Fleming, on the other hand, took a different path into the book world. “I wrote articles for history journals and children’s magazines. From there, books seemed to be the best way to tell the stories I wanted to tell. I was at a conference and an editor, Anne Schwartz, read part of a story I had written. She invited me to send the finished manuscript.”
For years, both Fleming and Rohmann worked on separate projects—both garnering accolades and fans—and then Fleming wrote Oh, No! (Schwartz & Wade, 2012), and Rohmann knew it was a project perfectly suited to him. “I gave it a go and Oh, No! was born.” Since then, the couple has collaborated on several projects including the recently published Bulldozer’s Big Day (Atheneum Books for Young Readers, 2015) and the upcoming Giant Squid (Neal Porter Books/Roaring Brook, 2016).
“When creating Bulldozer’s Big Day, Candy tried to tap into a situation familiar to the smallest child.
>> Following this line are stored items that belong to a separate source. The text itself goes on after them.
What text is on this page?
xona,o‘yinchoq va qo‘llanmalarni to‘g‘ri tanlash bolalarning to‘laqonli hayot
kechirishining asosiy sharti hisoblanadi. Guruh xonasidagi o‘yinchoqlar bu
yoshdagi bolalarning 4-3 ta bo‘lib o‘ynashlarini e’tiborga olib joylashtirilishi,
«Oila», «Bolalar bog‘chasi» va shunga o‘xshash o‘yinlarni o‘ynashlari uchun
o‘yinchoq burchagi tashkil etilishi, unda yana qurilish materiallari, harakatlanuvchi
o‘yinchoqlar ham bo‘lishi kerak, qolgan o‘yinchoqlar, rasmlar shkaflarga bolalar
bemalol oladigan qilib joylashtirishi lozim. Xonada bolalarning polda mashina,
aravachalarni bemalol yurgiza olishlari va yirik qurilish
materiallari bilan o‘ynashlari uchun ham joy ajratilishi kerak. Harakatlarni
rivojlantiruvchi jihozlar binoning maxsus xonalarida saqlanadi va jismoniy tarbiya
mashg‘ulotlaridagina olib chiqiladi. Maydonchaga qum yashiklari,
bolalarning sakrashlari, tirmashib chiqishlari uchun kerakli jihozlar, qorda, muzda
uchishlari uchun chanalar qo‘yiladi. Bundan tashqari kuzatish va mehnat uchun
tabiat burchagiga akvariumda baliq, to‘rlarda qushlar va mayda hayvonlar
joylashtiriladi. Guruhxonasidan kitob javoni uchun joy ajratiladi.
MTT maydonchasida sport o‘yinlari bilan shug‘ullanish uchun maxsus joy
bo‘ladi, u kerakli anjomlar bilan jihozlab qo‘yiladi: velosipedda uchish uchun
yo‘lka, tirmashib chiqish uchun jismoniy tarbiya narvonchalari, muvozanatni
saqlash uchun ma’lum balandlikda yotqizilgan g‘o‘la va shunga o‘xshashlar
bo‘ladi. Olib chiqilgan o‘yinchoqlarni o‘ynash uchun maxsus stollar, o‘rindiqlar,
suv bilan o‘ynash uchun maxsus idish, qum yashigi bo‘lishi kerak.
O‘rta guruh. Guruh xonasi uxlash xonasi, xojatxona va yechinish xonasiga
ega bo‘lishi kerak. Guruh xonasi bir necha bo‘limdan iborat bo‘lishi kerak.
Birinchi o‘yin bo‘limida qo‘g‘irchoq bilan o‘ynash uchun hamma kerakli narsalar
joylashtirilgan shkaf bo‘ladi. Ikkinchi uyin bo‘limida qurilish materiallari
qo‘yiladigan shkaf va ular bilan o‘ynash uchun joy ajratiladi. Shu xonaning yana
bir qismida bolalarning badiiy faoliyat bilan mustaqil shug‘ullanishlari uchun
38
She asked, ‘What do six-year-olds think about?’ and then wrote something that would make them think and smile,” says Rohmann. “It was a challenge as I had no idea how to make an inanimate object emote—so instead of relying on facial expressions I used composition and posture: where the Bulldozer is placed in the image.”
“After years of research on a project about, say, Russians, I find it refreshing and liberating to play and write about a rabbit or a bulldozer. The switch keeps me sane and happy and creatively fresh,” says Fleming. “We are interested in many things in the world. I love to explore and read and discover, and that usually leads to finding something interesting.”
“I believe some books translate well into a digital form, but we can’t forget that a picture book is not just made of words and pictures…the book form has a say. I recall back in the 1960s scientists said that we could replace food with pills that would give the same nutritional value. They ignored the fact that we like to eat. Eating is a sensual experience, as is reading. Most importantly, the signature characteristic of the picture book form is the page turn. That does not translate well into digital media.” — Candace Fleming
So what can readers expect to see next from this successful duo? There is Giant Squid (Neal Porter Books/Roaring Brook, 2016) coming out next year. And, according to Rohmann, beyond that readers can expect Presenting Buffalo Bill (Neal Porter Books/Roaring Brook, 2016), Go Sleep in Your Own Bed (Schwartz-Wade/Random House, 2017), Strongheart The Wonder Dog (Schwartz-Wade/Random House, 2017), Emma’s Circus (Margaret Ferguson Books/FSG, 2017), The Amazing Collection of Joey Cornell (Schwartz-Wade/Random House, 2018), and Bulldozer Helps Out (Caitlyn Dlouhy Books/Atheneum). “We hope the books will delight kids.”